Ntabazinduna illegal settlers face eviction

Chief Nhlanhlayamangwe Felix Ndiweni has warned individuals who bought land without following due process in Ntabazinduna that they face eviction.  

The chief’s sentiments come after corrupt land deals have become rampant in Ntabazinduna as some villagers who were allocated land by the traditional leadership are reportedly selling the same pieces of land to desperate home seekers in Bulawayo.

Some of the stands or pieces of land are being sold for US$500 depending on the size while in some instances buyers are not given an agreement of sale.

Chief Ndiweni said he had been approached by many people seeking to buy communal land yet that was a wrong practice.

“Selling said land is illegal and those who have done so will be prosecuted, I would especially like to warn the many that have approached me seeking to buy communal land,” he said in a notice regarding the sale and purchase of communal land in Ntabazinduna.

Last week CITE published an expose on how the land was parcelled out to people in Ntabazinduna.

Read more:

The chief emphasised that communal land is not for sale and if one had already bought land, they would be evicted.

“If you had intentions to buy or have purchased, know that you will soon be evicted with no chance of a refund,” Chief Ndiweni urged.

“As the process of eviction has already begun, many have come forward with bogus receipts. Take these receipts to your local police.”

Chief Ndiweni advised individuals who had partaken in this illegal process to make a formal police report stating the amount paid and particulars of the persons who had sold them this land.

“An official Ntabazinduna map exists at the Umguza Rural District Council (RDC) office and all settlements are guided by it.

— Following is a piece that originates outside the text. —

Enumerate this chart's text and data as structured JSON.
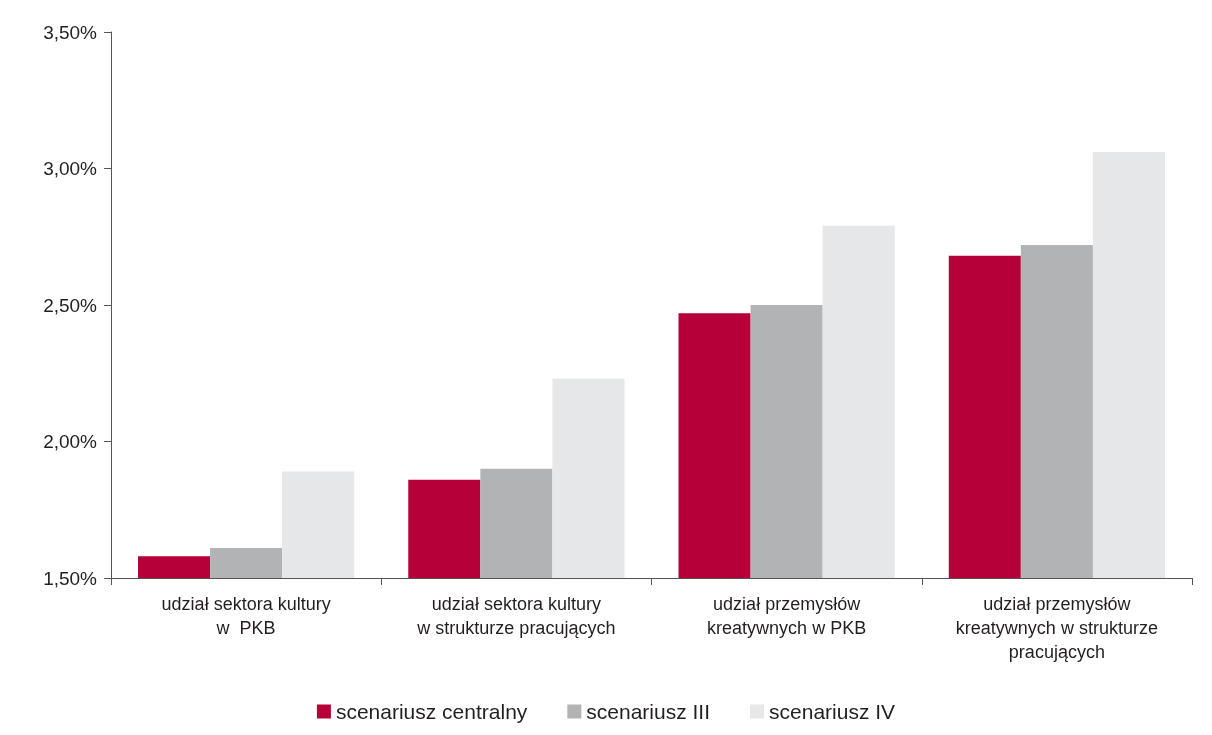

Anything beyond those parameters is illegal and will be destroyed,” he said.

“Due to the outcry (from villagers), the first five people who upon seeing this notice, take these so-called receipts to the police and subsequently the Zimbabwe Anti-Corruption Commission will have their ‘stands’ regularised!”

The procedure in acquiring a piece of land in rural areas is one applies to their headman and then goes through the Village Development Committee (VIDCO) with the village secretary, forwarding one’s land request to the councillor and the Chief.

If they all approve, the community is told on such developments and a stand is allocated.

According to the Umguza District Development Coordinator (DDC), Tapiwa Zvivovoyi, land is allocated in line with the Communal Land Act combined with Section 13 of the Constitution.

“This gives the chief power to administer land in line with the existing RDC through the Physical Planning Act, which is the local authority. Ntabazinduna which has old communal lands, the council is in charge of and if the settlement is expected, the council has oversight. There are areas where settlement is done in consultation with the planning authority,” he said.